His other cravings—from pork neck to steamed lamb—paled beside these crustacean delights. Yet neither Ouyang nor Su held the title of the Song Dynasty’s most extreme crab aficionado.
The Ultimate Crab Devotee: Qian Kun’s Unconventional Career Demand
That honor belonged to Qian Kun, a minor official from Hangzhou and descendant of the Wuyue Kingdom’s royal family. When asked by the emperor where he wished to serve after passing the imperial exams, Qian made an unprecedented request: “Any post will do, so long as there are crabs and no vice-prefect” (from Xianchun Lin’an Gazetteer).
His reasoning? Vice-prefects (tongpan) held veto power over local administrators, and Qian prioritized unfettered crab access over bureaucratic freedom. This anecdote reveals how deeply crab culture permeated elite lifestyles—and how it could even shape career choices.
Crab Mania in Song Society: From Markets to Medicine
Beyond the literati, crabs captivated all levels of Song society:
– Medical Quirks: Records of the Listener (Yijian Zhi) documented a Zhejiang doctor’s elderly mother who consumed “dozens daily” during crab season, storing them in jars and cooking whichever climbed out first. Her lifetime consumption, the text notes, could form “a mountain of shells.”
– Culinary Entrepreneurs: A Jiangsu painter supplemented his income by selling expertly prepared crabs—a testament to the dish’s commercial appeal.
– Urban Crab Economy: Kaifeng’s Pan Tower market sold crabs year-round (Dream Pool Essays), while Hangzhou’s vendors formed a “Crab Guild” (Old Affairs of Wulin), highlighting robust demand.
When Crabs Were Alien: Cultural Shock in the Northwest
Not all Song subjects shared this enthusiasm. Scientist Shen Kuo (1031–1095) recorded in Dream Pool Essays that in crab-less Shaanxi, one wealthy family displayed a dried specimen as a curiosity. Neighbors initially fled, mistaking it for a monster, then later revered it as a talisman against evil spirits—hanging it on doors to protect children. This stark cultural divide underscored how regional availability shaped perceptions of food.
The Extravagance of Crab Buns: A Song Dynasty Luxury
Song cuisine’s pinnacle of crab indulgence was the crab roe bun (xiehuang baozi), mentioned in Old Affairs of Wulin. A staggering anecdote from The Awakened Scholar’s Notes (Duxing Zazhi) reveals:
– Chancellor Cai Jing once hosted a banquet serving these buns to hundreds.
– The cost? 1,300 strings of cash—equivalent to 30 million RMB today, based on contemporary rice prices.
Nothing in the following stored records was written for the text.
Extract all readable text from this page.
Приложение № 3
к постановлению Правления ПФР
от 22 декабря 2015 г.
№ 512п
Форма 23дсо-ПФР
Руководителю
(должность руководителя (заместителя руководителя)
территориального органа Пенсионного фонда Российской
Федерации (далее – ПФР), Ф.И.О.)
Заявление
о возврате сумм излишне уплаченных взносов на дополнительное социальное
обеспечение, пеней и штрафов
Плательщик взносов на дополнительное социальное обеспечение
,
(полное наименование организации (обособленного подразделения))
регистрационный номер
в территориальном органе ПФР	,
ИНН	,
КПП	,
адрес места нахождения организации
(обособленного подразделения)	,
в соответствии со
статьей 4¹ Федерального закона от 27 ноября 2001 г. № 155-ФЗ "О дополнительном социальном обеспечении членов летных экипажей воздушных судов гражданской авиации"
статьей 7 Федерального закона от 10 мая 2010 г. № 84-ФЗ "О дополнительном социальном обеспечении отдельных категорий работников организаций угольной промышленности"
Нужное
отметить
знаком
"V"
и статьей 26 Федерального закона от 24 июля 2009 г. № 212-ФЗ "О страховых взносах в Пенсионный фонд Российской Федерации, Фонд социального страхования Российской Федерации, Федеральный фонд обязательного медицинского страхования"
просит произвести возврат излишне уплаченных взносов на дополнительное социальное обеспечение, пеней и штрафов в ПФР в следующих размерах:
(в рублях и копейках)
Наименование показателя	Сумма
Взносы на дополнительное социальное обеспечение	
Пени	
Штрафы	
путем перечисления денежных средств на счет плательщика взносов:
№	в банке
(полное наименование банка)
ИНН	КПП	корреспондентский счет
Why so expensive? Unlike modern versions adulterated with duck egg yolk, Song recipes used 30 crabs per four buns (Household Essentials), making them a true luxury.
Legacy: From Medieval Delicacy to Modern Tables
The Song Dynasty’s crab obsession birthed enduring traditions:
– Drunken Crab: Still a Jiangnan specialty.
– Crab Guilds: Precursors to today’s seafood trade associations.
– Literary Influence: Ouyang and Su’s writings remain touchstones for food historians.
Even Qian Kun’s bureaucratic quip finds echoes in modern workplace humor about prioritizing personal passions. As contemporary foodies seek authentic xiehuang baozi in Shanghai or Yangzhou, they partake in a gourmet legacy that—much like Ouyang Xiu gazing at West Lake—bridges centuries through the simple joy of perfectly cooked crab.